Try dividing numerator and denominator by something.terryds said:Homework Statement
lim x->∞ (2^x-5^x) / (3^x+5^x)
Choices :
a. -1
b. -2/3
c. 1
d. 6
e. 25
2. The attempt at a solution
Hmmm.. I really have no idea about this.. This is an unusual problem..
Please tell me...
Hmm..Raghav Gupta said:Try dividing numerator and denominator by something.
Use Delta2 hints and try writing the denominator.terryds said:Hmm..
I have no idea..
By what something ?
If I divide numerator and denominator by x, it will just make things more complicated
Since the 2^x/x can't be simplified more... (The bad thing is the x is the exponent, not in the number)

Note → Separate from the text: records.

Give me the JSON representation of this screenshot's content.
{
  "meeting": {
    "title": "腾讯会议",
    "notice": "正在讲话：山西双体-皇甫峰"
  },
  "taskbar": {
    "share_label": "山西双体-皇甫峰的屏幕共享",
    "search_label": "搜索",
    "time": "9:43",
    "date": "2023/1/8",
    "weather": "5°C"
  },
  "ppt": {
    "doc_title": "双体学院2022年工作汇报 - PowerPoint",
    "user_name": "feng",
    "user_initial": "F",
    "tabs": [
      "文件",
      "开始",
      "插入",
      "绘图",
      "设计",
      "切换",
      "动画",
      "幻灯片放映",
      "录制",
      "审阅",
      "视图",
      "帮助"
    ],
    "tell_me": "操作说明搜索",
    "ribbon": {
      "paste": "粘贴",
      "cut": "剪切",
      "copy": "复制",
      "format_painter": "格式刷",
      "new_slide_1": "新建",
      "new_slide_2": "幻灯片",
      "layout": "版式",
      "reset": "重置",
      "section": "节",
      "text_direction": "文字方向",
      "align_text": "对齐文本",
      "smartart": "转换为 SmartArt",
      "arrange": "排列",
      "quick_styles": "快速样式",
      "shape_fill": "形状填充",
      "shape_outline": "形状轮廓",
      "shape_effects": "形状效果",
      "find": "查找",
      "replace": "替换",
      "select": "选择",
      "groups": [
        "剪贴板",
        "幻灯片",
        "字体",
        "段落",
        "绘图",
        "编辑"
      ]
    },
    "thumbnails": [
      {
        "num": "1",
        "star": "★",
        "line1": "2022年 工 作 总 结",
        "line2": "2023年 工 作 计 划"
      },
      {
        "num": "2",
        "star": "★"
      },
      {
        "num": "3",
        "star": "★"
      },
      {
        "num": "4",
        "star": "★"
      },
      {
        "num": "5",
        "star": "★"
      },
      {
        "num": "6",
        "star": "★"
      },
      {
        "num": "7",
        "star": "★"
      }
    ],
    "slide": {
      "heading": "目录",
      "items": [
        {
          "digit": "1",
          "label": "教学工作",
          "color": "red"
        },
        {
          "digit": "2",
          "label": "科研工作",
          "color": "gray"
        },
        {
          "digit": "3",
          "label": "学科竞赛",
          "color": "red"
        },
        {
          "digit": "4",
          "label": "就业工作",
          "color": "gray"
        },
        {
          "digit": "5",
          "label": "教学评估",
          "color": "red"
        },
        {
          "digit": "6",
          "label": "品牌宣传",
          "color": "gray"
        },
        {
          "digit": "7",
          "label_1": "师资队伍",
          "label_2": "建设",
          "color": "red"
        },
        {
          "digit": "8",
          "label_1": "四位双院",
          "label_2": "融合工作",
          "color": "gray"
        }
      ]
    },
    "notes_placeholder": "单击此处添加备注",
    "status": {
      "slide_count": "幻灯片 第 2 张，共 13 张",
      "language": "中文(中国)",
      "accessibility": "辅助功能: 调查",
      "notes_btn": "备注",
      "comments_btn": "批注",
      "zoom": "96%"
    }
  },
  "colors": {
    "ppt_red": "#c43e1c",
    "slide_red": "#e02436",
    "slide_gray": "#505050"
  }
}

Delta² said:Hint: nominator can be written as ##5^x((\frac{2}{5})^x-1)##. Also denominator can be written in a very similar way. Also i think you know that for any ##0<a<1## it is ##\lim\limits_{x \to +\infty}a^x=0##. If you use all this info i believe you should be able to find the correct answer.
A limit at infinity problem is a type of mathematical limit that involves finding the value that a function approaches as its input or independent variable becomes infinitely large.
A limit at infinity problem differs from a regular limit problem in that the input or independent variable approaches infinity instead of a specific value. This requires a different approach and set of techniques to solve.
Solving a limit at infinity problem is important in understanding the behavior of a function as its input becomes increasingly large. It can also help in making predictions and analyzing real-world situations that involve very large values.
Some common techniques for solving a limit at infinity problem include using L'Hôpital's rule, factoring, rationalizing, and identifying dominant terms in polynomials. Other techniques such as substitution and using trigonometric identities may also be useful in certain cases.
While there are many techniques for solving a limit at infinity problem, there are some cases where a limit may not exist or be indeterminate. In these situations, further analysis or alternative methods may be necessary to find a solution.